We aimed to investigate whether neurocognitive functions including attention, working memory, verbal learning and executive functions predicted the tendency to focus on one’s thoughts (cognitive self-consciousness) and beliefs in the efficacy of one’s cognitive skills (cognitive confidence).
Participants (130 CHR individuals) were recruited as part of the multi-site PREDICT study. They were assessed using the Metacognitions Questionnaire (MCQ) as well as measures of executive function (WCST), attention (N-Back), working memory (LNS) and verbal learning (AVLT).

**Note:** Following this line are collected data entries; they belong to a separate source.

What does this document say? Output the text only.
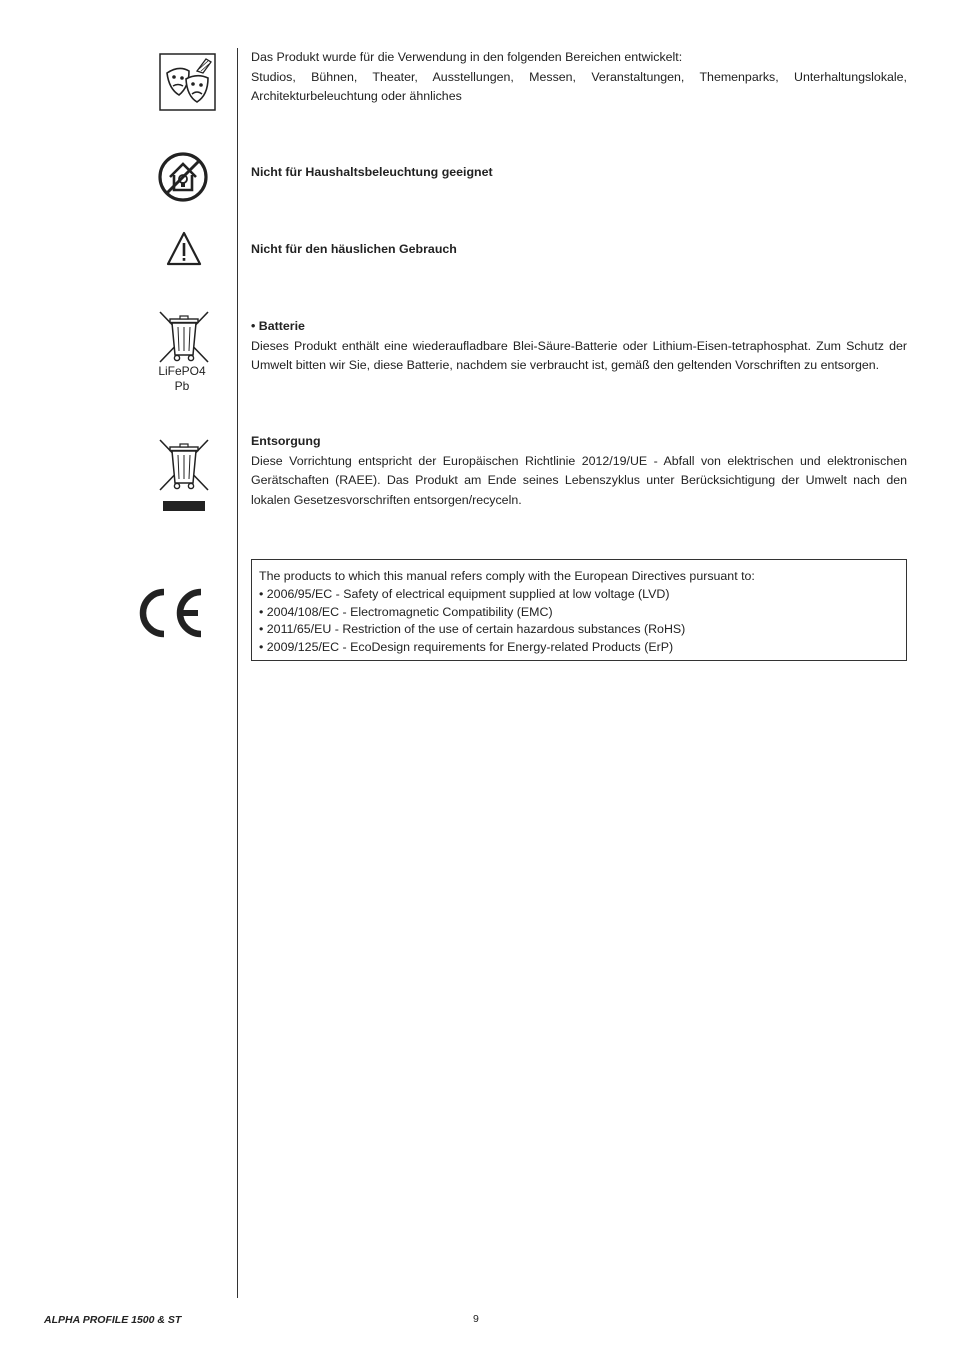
Das Produkt wurde für die Verwendung in den folgenden Bereichen entwickelt:

Studios, Bühnen, Theater, Ausstellungen, Messen, Veranstaltungen, Themenparks, Unterhaltungslokale, Architekturbeleuchtung oder ähnliches

Nicht für Haushaltsbeleuchtung geeignet

Nicht für den häuslichen Gebrauch

LiFePO4
Pb

• Batterie

Dieses Produkt enthält eine wiederaufladbare Blei-Säure-Batterie oder Lithium-Eisen-tetraphosphat. Zum Schutz der Umwelt bitten wir Sie, diese Batterie, nachdem sie verbraucht ist, gemäß den geltenden Vorschriften zu entsorgen.

Entsorgung

Diese Vorrichtung entspricht der Europäischen Richtlinie 2012/19/UE - Abfall von elektrischen und elektronischen Gerätschaften (RAEE). Das Produkt am Ende seines Lebenszyklus unter Berücksichtigung der Umwelt nach den lokalen Gesetzesvorschriften entsorgen/recyceln.

The products to which this manual refers comply with the European Directives pursuant to:

• 2006/95/EC - Safety of electrical equipment supplied at low voltage (LVD)

• 2004/108/EC - Electromagnetic Compatibility (EMC)

• 2011/65/EU - Restriction of the use of certain hazardous substances (RoHS)

• 2009/125/EC - EcoDesign requirements for Energy-related Products (ErP)

ALPHA PROFILE 1500 & ST	9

Cognitive competence was negatively correlated with N-Back while cognitive self-consciousness was positively correlated with N-Back and LNS. Linear regression analysis with N-Back, AVLT, LNS and WCST as predictors showed that neurocognition significantly predicted cognitive self-consciousness, with N-Back, LNS and WCST as significant predictors. The model accounted for 14% of the variance in cognitive self-consciousness. However, neurocognition did not result in a significant predictive model of cognitive competence.
Neurocognition was associated with an increased focus on one’s thoughts, but it was not associated with higher confidence in one’s cognitive skills. Neurocognition accounted for less than one-sixth of the variance in metacognition, suggesting that interventions that target neurocognition are unlikely to improve metacognitive abilities.